Whose Benefits Count?
EPA is right to include climate impacts on foreign countries in its cost-benefit analysis of regulations.
When a regulation benefits people outside the U.S., should those benefits be counted? Or should a cost-benefit analysis include only positive and negative domestic impacts?
As a recent paper by Ted Gayer and Kip Viscusi highlights, EPA has been counting the benefits of restricting carbon emissions for the entire world, not just the U.S. As Eric Posner and Jonathan Masur emphasized in a paper a few years ago, this is a policy decision, not a matter of economic methodology. Thus, it is important to consider whether considering foreign impacts is consistent with EPA’s congressional mandate in the context of climate change.
EPA is acting under the aegis of the Clean Air Act. The CAA’s focus is clearly on the way that air pollution impacts the United States. Section 101 of the statute sets for the purposes of the statute. The main purpose is “to protect and enhance the quality of the Nation’s air resources so as to promote the public health and welfare and the productive capacity of its population.” That signals that EPA’s primary focus should be domestic.

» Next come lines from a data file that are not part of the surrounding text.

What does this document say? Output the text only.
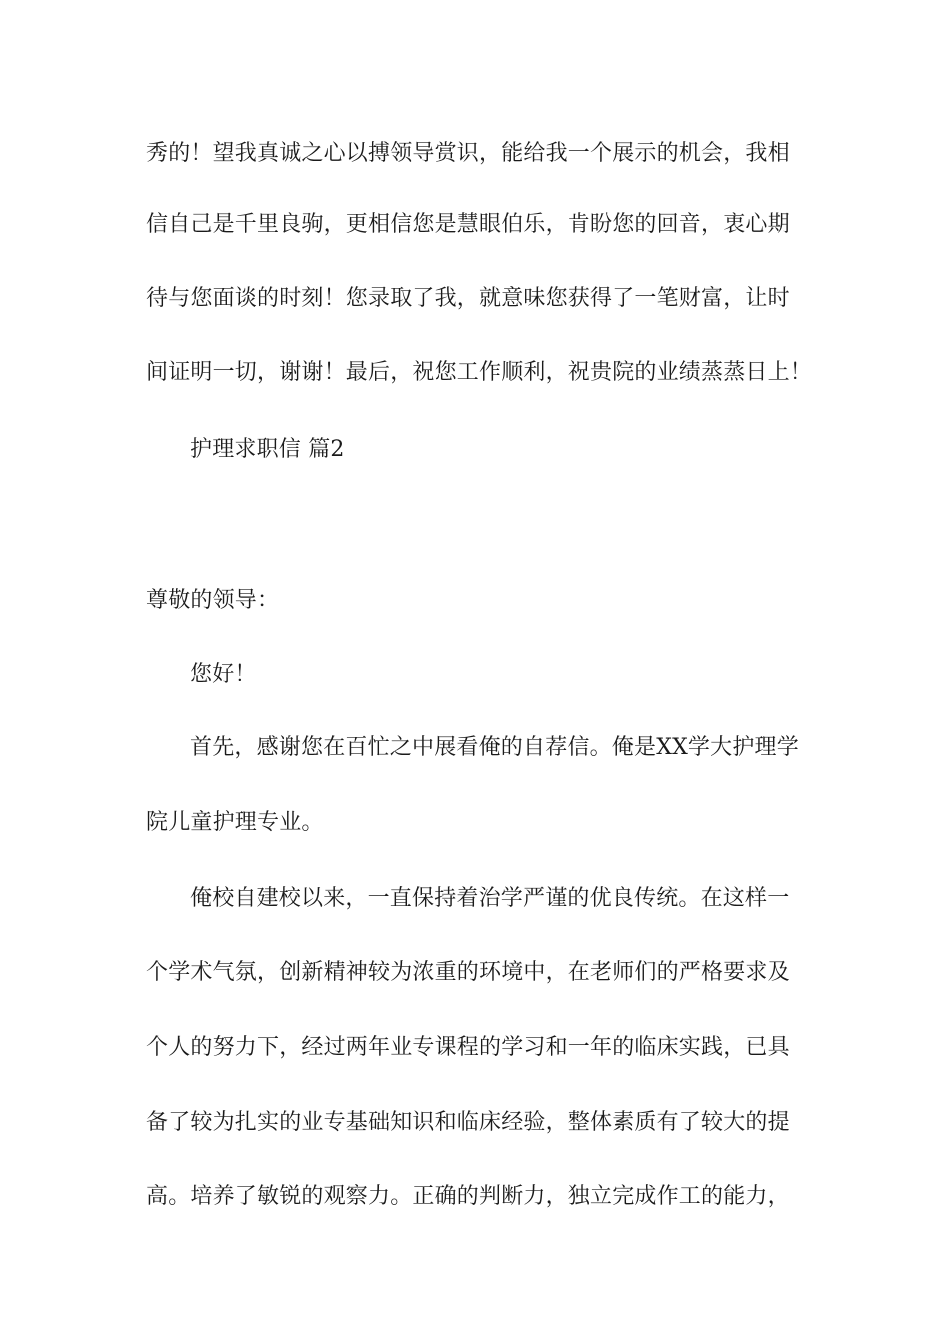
秀的！望我真诚之心以搏领导赏识，能给我一个展示的机会，我相
信自己是千里良驹，更相信您是慧眼伯乐，肯盼您的回音，衷心期
待与您面谈的时刻！您录取了我，就意味您获得了一笔财富，让时
间证明一切，谢谢！最后，祝您工作顺利，祝贵院的业绩蒸蒸日上！
护理求职信 篇2
尊敬的领导：
您好！
首先，感谢您在百忙之中展看俺的自荐信。俺是XX学大护理学
院儿童护理专业。
俺校自建校以来，一直保持着治学严谨的优良传统。在这样一
个学术气氛，创新精神较为浓重的环境中，在老师们的严格要求及
个人的努力下，经过两年业专课程的学习和一年的临床实践，已具
备了较为扎实的业专基础知识和临床经验，整体素质有了较大的提
高。培养了敏锐的观察力。正确的判断力，独立完成作工的能力，
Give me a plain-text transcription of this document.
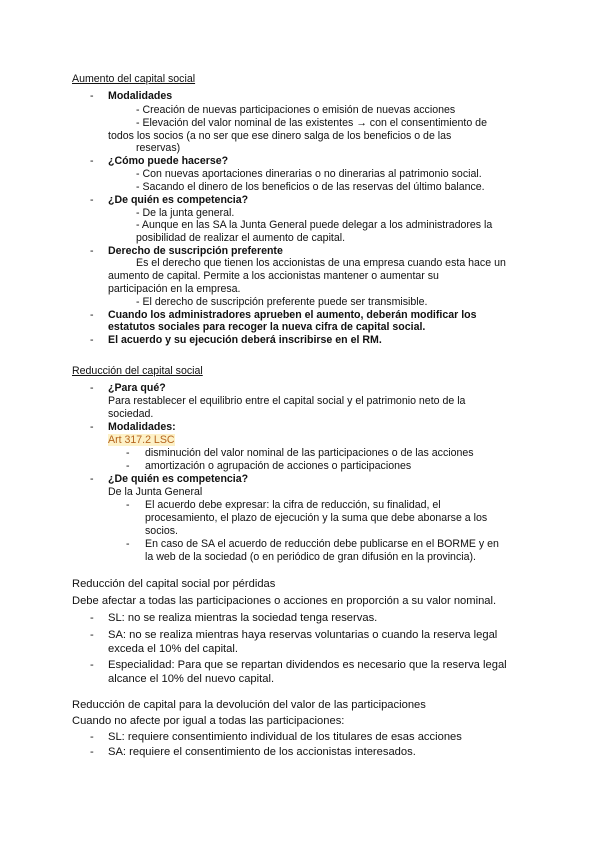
Aumento del capital social
- Modalidades
- Creación de nuevas participaciones o emisión de nuevas acciones
- Elevación del valor nominal de las existentes → con el consentimiento de
todos los socios (a no ser que ese dinero salga de los beneficios o de las
reservas)
- ¿Cómo puede hacerse?
- Con nuevas aportaciones dinerarias o no dinerarias al patrimonio social.
- Sacando el dinero de los beneficios o de las reservas del último balance.
- ¿De quién es competencia?
- De la junta general.
- Aunque en las SA la Junta General puede delegar a los administradores la
posibilidad de realizar el aumento de capital.
- Derecho de suscripción preferente
Es el derecho que tienen los accionistas de una empresa cuando esta hace un
aumento de capital. Permite a los accionistas mantener o aumentar su
participación en la empresa.
- El derecho de suscripción preferente puede ser transmisible.
- Cuando los administradores aprueben el aumento, deberán modificar los
estatutos sociales para recoger la nueva cifra de capital social.
- El acuerdo y su ejecución deberá inscribirse en el RM.
Reducción del capital social
- ¿Para qué?
Para restablecer el equilibrio entre el capital social y el patrimonio neto de la
sociedad.
- Modalidades:
Art 317.2 LSC
- disminución del valor nominal de las participaciones o de las acciones
- amortización o agrupación de acciones o participaciones
- ¿De quién es competencia?
De la Junta General
- El acuerdo debe expresar: la cifra de reducción, su finalidad, el
procesamiento, el plazo de ejecución y la suma que debe abonarse a los
socios.
- En caso de SA el acuerdo de reducción debe publicarse en el BORME y en
la web de la sociedad (o en periódico de gran difusión en la provincia).
Reducción del capital social por pérdidas
Debe afectar a todas las participaciones o acciones en proporción a su valor nominal.
- SL: no se realiza mientras la sociedad tenga reservas.
- SA: no se realiza mientras haya reservas voluntarias o cuando la reserva legal
exceda el 10% del capital.
- Especialidad: Para que se repartan dividendos es necesario que la reserva legal
alcance el 10% del nuevo capital.
Reducción de capital para la devolución del valor de las participaciones
Cuando no afecte por igual a todas las participaciones:
- SL: requiere consentimiento individual de los titulares de esas acciones
- SA: requiere el consentimiento de los accionistas interesados.
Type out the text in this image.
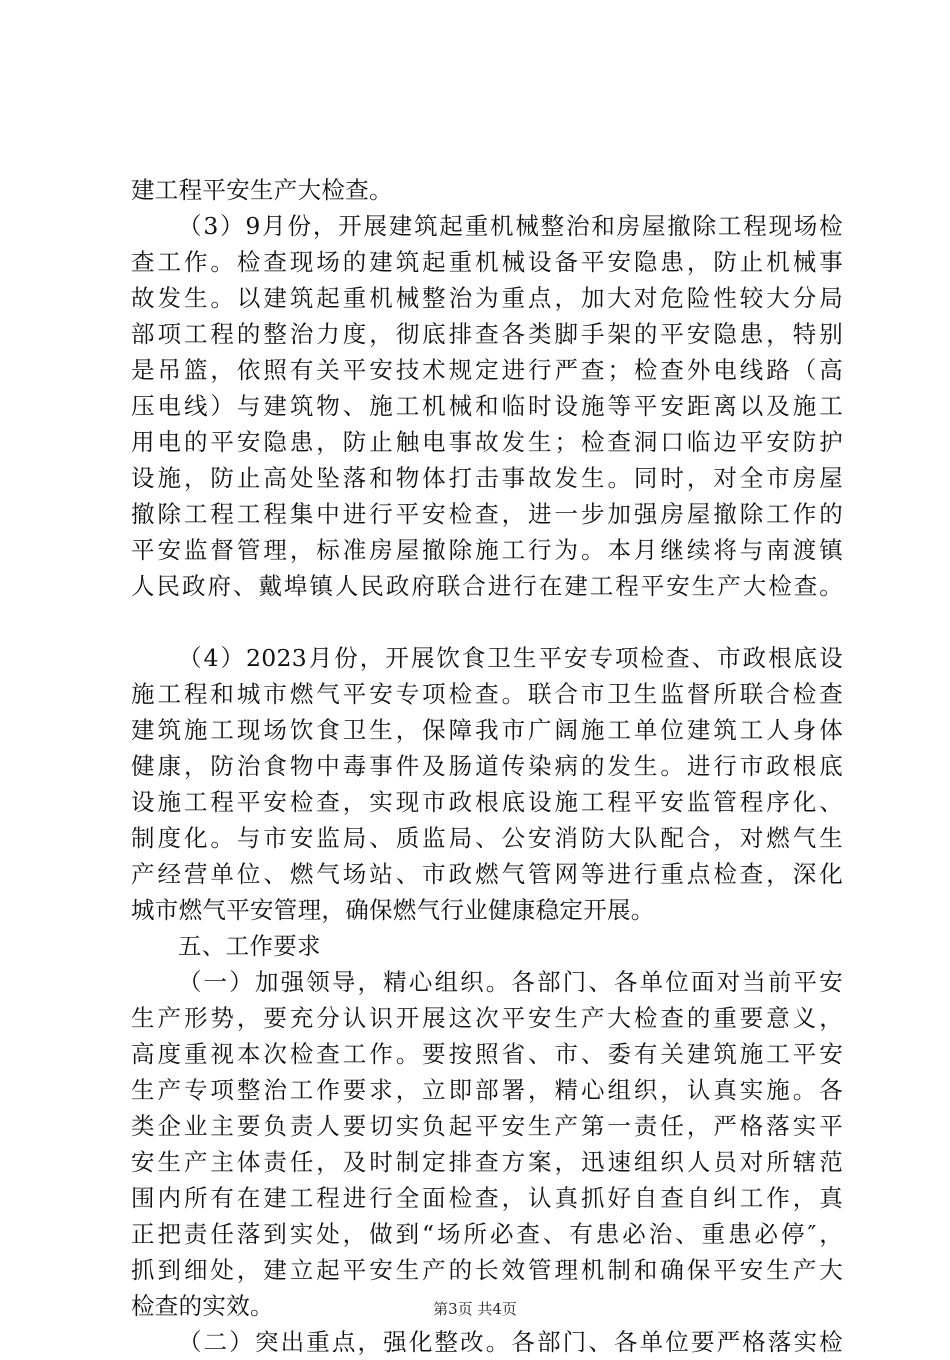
建工程平安生产大检查。
（3）9月份，开展建筑起重机械整治和房屋撤除工程现场检
查工作。检查现场的建筑起重机械设备平安隐患，防止机械事
故发生。以建筑起重机械整治为重点，加大对危险性较大分局
部项工程的整治力度，彻底排查各类脚手架的平安隐患，特别
是吊篮，依照有关平安技术规定进行严查；检查外电线路（高
压电线）与建筑物、施工机械和临时设施等平安距离以及施工
用电的平安隐患，防止触电事故发生；检查洞口临边平安防护
设施，防止高处坠落和物体打击事故发生。同时，对全市房屋
撤除工程工程集中进行平安检查，进一步加强房屋撤除工作的
平安监督管理，标准房屋撤除施工行为。本月继续将与南渡镇
人民政府、戴埠镇人民政府联合进行在建工程平安生产大检查。
（4）2023月份，开展饮食卫生平安专项检查、市政根底设
施工程和城市燃气平安专项检查。联合市卫生监督所联合检查
建筑施工现场饮食卫生，保障我市广阔施工单位建筑工人身体
健康，防治食物中毒事件及肠道传染病的发生。进行市政根底
设施工程平安检查，实现市政根底设施工程平安监管程序化、
制度化。与市安监局、质监局、公安消防大队配合，对燃气生
产经营单位、燃气场站、市政燃气管网等进行重点检查，深化
城市燃气平安管理，确保燃气行业健康稳定开展。
五、工作要求
（一）加强领导，精心组织。各部门、各单位面对当前平安
生产形势，要充分认识开展这次平安生产大检查的重要意义，
高度重视本次检查工作。要按照省、市、委有关建筑施工平安
生产专项整治工作要求，立即部署，精心组织，认真实施。各
类企业主要负责人要切实负起平安生产第一责任，严格落实平
安生产主体责任，及时制定排查方案，迅速组织人员对所辖范
围内所有在建工程进行全面检查，认真抓好自查自纠工作，真
正把责任落到实处，做到“场所必查、有患必治、重患必停″，
抓到细处，建立起平安生产的长效管理机制和确保平安生产大
检查的实效。
（二）突出重点，强化整改。各部门、各单位要严格落实检
第3页 共4页
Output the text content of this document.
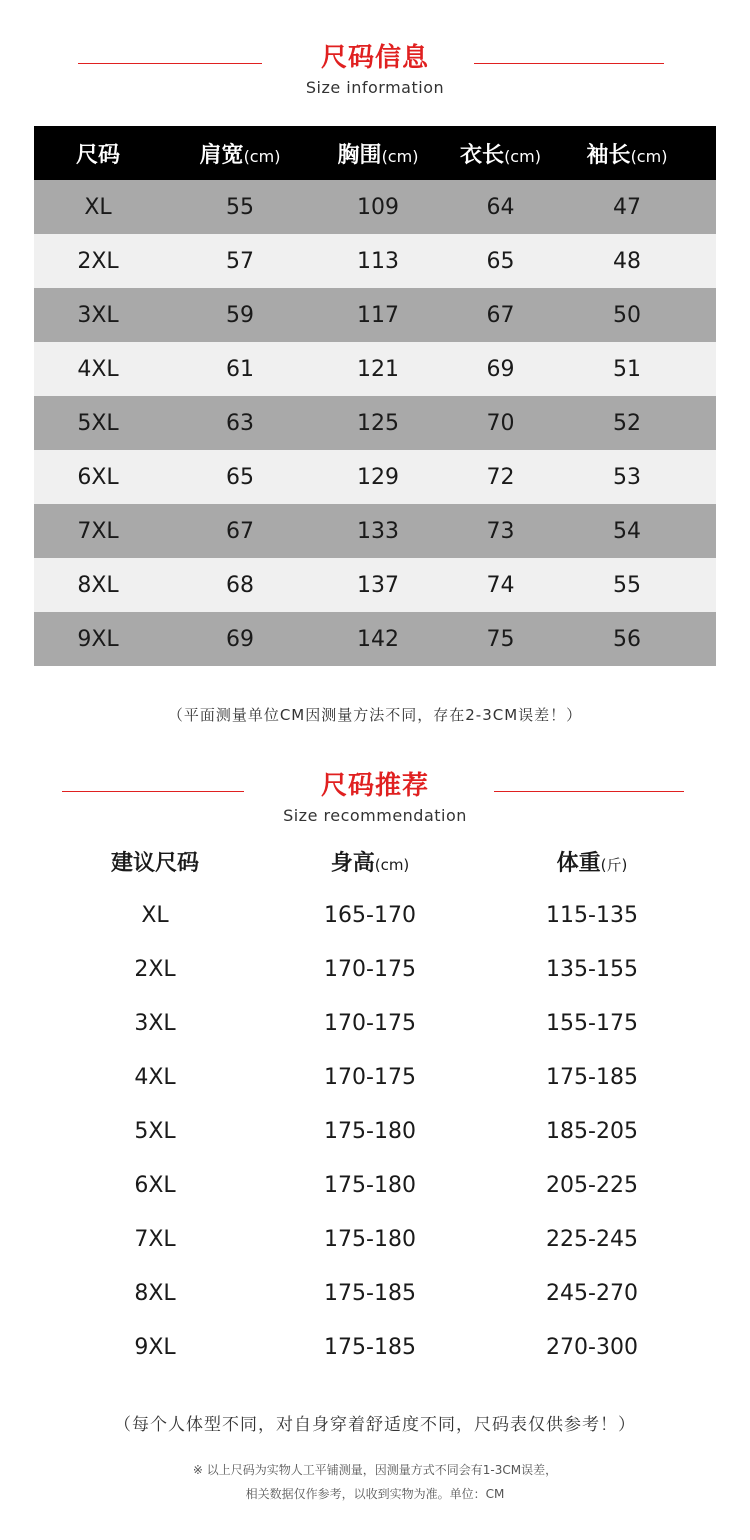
尺码信息
Size information
尺码	肩宽(cm)	胸围(cm)	衣长(cm)	袖长(cm)
XL	55	109	64	47
2XL	57	113	65	48
3XL	59	117	67	50
4XL	61	121	69	51
5XL	63	125	70	52
6XL	65	129	72	53
7XL	67	133	73	54
8XL	68	137	74	55
9XL	69	142	75	56
（平面测量单位CM因测量方法不同，存在2-3CM误差！）
尺码推荐
Size recommendation
建议尺码	身高(cm)	体重(斤)
XL	165-170	115-135
2XL	170-175	135-155
3XL	170-175	155-175
4XL	170-175	175-185
5XL	175-180	185-205
6XL	175-180	205-225
7XL	175-180	225-245
8XL	175-185	245-270
9XL	175-185	270-300
（每个人体型不同，对自身穿着舒适度不同，尺码表仅供参考！）
※ 以上尺码为实物人工平铺测量，因测量方式不同会有1-3CM误差，
相关数据仅作参考，以收到实物为准。单位：CM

But despite its domestic focus, the statute also recognizes the importance of reciprocity in attaining those benefits. Section 115 calls upon EPA to address air pollution that impacts foreign countries to the extent that they reciprocate. A similar focus on reciprocity is mandated by NEPA in the same section that mandates environmental impact statements, section 102(2). Here’s the relevant language:
“The Congress authorizes and directs that, to the fullest extent possible . . . (2) all agencies of the Federal government shall . . . (F) recognize the worldwide and long-range character of environmental problems and, where consistent with the foreign policy of the United ‘States, lend appropriate support to initiatives, resolutions, and programs designed to maximize international cooperation in anticipating and preventing a decline in the quality of mankind’s world environment.”
Putting CAA 115 together with NEPA, there seems to be a relatively clear mandate to seek international cooperation and reciprocity when global environmental problems impact the United States. Giving weight to foreign impacts in designing U.S. policy seems a justifiable signal to the rest of the world of our willingness to cooperate in addressing a global problem. Everyone realizes that unilateral climate efforts can have very limited effects unless they lead to similar efforts elsewhere. Greenhouse gas regulations are not simply discrete efforts; they are stepping stones toward cooperative action (as I’ve discussed elsewhere in detail). Whether or not we think the government should generally consider foreign impacts of its actions in conducting cost-benefit analysis, doing so makes particular sense when the goal is to persuade other countries to join in a “coalition of the willing.” Thus, EPA is on solid legal ground in taking this step toward building an international effort to address climate change.